Daha önce yaptığı bazı açıklamaları hatırlatarak bu açıklamalarının çarpıtıldığını ileri süren Oruç, "Belli ki barış istemeyen bazı kaynakların bu tarz dezenformasyonları devam edecek. Barış karşıtı hareketlere hiçbir biçimde girilmemelidir. Bu süreçte aynı ezberle ve provokasyonlarla ortaya çıkan ve yabancısı olmadığımız bu kaynaklar bilmeli ki hiç kimsenin bizlerin barış ısrarını ve sözünü çarpıtmaya asla ve asla gücü yetmeyecek." ifadelerini kullandı.
"MUHALEFET PARTİLERİN TUTUMU ÇOK KIYMETLİ"

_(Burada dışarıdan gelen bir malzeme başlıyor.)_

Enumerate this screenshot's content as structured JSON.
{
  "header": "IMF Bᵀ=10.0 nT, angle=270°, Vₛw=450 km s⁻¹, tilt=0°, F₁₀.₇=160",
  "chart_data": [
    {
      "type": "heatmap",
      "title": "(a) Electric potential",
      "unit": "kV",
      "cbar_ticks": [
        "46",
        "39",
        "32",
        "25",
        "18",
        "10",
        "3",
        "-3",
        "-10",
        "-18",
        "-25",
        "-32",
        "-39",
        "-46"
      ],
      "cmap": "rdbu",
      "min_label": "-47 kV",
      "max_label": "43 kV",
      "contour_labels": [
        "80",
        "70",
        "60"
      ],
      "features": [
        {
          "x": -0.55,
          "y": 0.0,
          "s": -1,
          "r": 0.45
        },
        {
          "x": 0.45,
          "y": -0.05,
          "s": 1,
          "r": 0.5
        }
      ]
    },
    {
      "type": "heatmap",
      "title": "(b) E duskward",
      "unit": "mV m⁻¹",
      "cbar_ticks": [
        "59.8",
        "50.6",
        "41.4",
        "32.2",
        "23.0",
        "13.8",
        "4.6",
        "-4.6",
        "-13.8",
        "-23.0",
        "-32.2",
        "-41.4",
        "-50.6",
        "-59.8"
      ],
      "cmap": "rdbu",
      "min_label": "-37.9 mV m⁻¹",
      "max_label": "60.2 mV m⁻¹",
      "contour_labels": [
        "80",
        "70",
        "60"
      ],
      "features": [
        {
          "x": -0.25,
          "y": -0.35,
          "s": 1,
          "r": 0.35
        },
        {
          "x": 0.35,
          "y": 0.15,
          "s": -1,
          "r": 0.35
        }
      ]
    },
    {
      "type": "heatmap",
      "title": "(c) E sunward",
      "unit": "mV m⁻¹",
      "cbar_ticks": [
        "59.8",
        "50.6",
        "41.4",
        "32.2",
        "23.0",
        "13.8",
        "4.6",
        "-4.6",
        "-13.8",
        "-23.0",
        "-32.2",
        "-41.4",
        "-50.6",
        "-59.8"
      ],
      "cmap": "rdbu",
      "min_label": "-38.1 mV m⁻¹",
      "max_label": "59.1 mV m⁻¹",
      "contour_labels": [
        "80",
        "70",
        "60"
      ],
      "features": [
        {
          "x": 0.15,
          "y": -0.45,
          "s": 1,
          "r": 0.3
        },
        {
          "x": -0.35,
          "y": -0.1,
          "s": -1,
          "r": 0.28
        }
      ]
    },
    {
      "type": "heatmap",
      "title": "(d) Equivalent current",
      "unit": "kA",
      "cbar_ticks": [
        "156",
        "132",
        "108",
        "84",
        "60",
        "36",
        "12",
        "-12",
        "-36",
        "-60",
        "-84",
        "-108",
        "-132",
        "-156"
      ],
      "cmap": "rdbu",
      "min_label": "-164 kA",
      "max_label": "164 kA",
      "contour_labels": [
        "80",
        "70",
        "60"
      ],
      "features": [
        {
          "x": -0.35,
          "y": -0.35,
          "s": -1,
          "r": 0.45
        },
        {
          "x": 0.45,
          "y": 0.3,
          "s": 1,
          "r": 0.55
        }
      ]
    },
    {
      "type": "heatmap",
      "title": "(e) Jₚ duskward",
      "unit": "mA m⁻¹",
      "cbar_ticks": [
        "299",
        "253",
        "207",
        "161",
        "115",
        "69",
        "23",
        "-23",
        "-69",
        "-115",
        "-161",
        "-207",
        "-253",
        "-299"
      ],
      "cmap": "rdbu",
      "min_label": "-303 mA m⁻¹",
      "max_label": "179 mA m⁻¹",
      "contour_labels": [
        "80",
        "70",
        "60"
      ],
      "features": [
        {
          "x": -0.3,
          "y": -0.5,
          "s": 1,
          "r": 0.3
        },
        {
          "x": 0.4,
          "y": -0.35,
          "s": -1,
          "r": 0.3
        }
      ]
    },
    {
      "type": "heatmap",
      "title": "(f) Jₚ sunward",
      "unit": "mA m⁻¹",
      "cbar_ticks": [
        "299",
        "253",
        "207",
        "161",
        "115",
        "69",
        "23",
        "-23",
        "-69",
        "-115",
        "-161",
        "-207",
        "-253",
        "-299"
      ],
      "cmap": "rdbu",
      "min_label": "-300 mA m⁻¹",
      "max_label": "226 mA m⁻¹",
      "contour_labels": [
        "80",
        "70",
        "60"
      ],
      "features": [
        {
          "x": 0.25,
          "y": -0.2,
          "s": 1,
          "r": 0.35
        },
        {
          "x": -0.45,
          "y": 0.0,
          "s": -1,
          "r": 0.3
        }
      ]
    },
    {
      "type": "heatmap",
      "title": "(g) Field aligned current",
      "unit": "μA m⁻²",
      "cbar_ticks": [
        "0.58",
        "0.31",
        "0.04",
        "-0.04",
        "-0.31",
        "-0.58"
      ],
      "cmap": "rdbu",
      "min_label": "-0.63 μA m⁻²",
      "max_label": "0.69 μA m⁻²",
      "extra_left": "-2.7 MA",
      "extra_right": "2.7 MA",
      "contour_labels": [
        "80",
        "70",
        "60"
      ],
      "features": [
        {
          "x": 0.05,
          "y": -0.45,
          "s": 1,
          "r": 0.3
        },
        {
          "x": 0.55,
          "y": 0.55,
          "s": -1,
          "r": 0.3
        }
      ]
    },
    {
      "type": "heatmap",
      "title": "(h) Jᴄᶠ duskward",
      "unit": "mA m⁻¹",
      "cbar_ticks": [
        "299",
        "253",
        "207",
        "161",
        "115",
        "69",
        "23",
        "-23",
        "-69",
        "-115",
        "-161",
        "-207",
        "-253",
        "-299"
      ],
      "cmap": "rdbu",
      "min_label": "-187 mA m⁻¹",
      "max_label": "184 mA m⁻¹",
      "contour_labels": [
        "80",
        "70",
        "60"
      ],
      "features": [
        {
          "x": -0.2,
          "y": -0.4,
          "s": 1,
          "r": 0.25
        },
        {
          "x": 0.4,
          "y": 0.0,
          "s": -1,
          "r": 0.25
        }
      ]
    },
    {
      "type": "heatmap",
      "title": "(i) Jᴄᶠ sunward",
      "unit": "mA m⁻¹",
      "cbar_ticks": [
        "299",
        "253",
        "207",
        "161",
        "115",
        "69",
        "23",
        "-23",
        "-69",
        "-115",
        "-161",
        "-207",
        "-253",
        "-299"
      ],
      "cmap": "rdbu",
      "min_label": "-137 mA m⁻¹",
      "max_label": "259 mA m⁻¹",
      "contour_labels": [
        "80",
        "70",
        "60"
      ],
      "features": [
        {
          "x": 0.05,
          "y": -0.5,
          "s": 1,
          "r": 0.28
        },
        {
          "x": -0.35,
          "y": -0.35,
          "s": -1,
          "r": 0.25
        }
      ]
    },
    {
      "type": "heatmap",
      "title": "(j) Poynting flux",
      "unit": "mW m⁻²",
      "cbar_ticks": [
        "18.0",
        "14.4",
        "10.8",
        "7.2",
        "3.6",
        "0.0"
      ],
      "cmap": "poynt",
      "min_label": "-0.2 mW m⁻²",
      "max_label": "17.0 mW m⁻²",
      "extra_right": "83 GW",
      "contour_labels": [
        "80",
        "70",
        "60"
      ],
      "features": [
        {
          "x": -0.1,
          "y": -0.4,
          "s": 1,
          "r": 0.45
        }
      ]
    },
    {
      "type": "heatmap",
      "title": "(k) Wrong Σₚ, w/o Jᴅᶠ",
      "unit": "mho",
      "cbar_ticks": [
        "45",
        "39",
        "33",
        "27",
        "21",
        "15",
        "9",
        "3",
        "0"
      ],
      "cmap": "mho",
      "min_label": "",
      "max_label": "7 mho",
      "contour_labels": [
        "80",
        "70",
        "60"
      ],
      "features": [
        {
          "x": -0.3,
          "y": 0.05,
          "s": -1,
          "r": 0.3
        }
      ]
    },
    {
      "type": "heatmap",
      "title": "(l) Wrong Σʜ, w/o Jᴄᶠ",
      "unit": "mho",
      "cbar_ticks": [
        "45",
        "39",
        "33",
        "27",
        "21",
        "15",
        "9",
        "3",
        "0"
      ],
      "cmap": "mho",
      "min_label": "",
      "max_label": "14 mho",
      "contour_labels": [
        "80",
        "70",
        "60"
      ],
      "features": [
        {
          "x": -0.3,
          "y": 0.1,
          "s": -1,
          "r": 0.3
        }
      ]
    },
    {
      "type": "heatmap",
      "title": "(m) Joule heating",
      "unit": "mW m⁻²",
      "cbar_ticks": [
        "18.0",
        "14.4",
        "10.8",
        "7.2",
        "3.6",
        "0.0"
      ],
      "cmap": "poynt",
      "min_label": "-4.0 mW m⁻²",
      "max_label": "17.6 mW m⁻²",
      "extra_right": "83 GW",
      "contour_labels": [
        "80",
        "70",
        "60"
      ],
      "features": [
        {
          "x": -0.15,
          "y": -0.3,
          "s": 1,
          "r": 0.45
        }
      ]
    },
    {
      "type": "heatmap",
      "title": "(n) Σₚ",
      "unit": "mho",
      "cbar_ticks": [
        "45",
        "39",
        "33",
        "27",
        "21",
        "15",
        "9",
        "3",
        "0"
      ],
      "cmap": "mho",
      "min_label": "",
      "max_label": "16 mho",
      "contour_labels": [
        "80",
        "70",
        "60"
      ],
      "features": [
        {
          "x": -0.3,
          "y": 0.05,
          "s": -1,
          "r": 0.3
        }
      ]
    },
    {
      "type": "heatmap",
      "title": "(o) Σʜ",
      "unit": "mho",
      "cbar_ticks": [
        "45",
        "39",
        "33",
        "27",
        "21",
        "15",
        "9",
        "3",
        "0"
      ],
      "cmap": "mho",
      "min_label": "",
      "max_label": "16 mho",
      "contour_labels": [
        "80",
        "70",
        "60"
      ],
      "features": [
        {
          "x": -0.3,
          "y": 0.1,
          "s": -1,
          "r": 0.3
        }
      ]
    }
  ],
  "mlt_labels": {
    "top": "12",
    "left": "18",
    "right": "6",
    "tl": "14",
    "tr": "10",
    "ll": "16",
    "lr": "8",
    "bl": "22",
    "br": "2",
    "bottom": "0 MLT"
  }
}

Oruç, muhalefetin önemli bir bölümünün şimdiye kadar sağduyu gösterdiğini ve çözüm odaklı yaklaştığını belirtti.
Muhalefet partilerinin bu tutumuyla Türkiye toplumuna çok önemli bir katkı sunduğunu dile getiren Oruç, "Tutumunuz kıymetli ve çok önemli. Gelin bu tutumu daha da güçlendirerek, barış için bu parlamentonun çatısı altında ve toplumun içinde hep birlikte çalışmaya devam edelim. Kürt sorununa doğru temelde yaklaşmak ve çözüme katkı sunmak, başta muhalefet olmak üzere herkesi çok büyütür." çağrısında bulundu.
Oruç, barışın her şeyden önce dille inşa edildiğini, barış dilinin kurulmaması durumunda barışın hayal edilemeyeceğini, bu nedenle başta iktidar olmak üzere herkesin özenli bir dil kullanması gerektiğini söyledi.
Bu dönemin iyi değerlendirilmesi gerektiğini ifade eden Oruç, "Sürecin başarısı için dönemsel hesaplara takılmadan, bu sürecin sahiplenilmesi ve emek verilmesi çok önemli bir anlam taşımaktadır. O halde hep birlikte elimizi taşın altına koyalım. DEM Parti olarak bizler dün olduğu gibi de bugün de aynı şekilde elimizi taşın altına koyuyoruz ve gerekirse gövdemizi taşın altına koyacağız. Yeter ki barış olsun." dedi.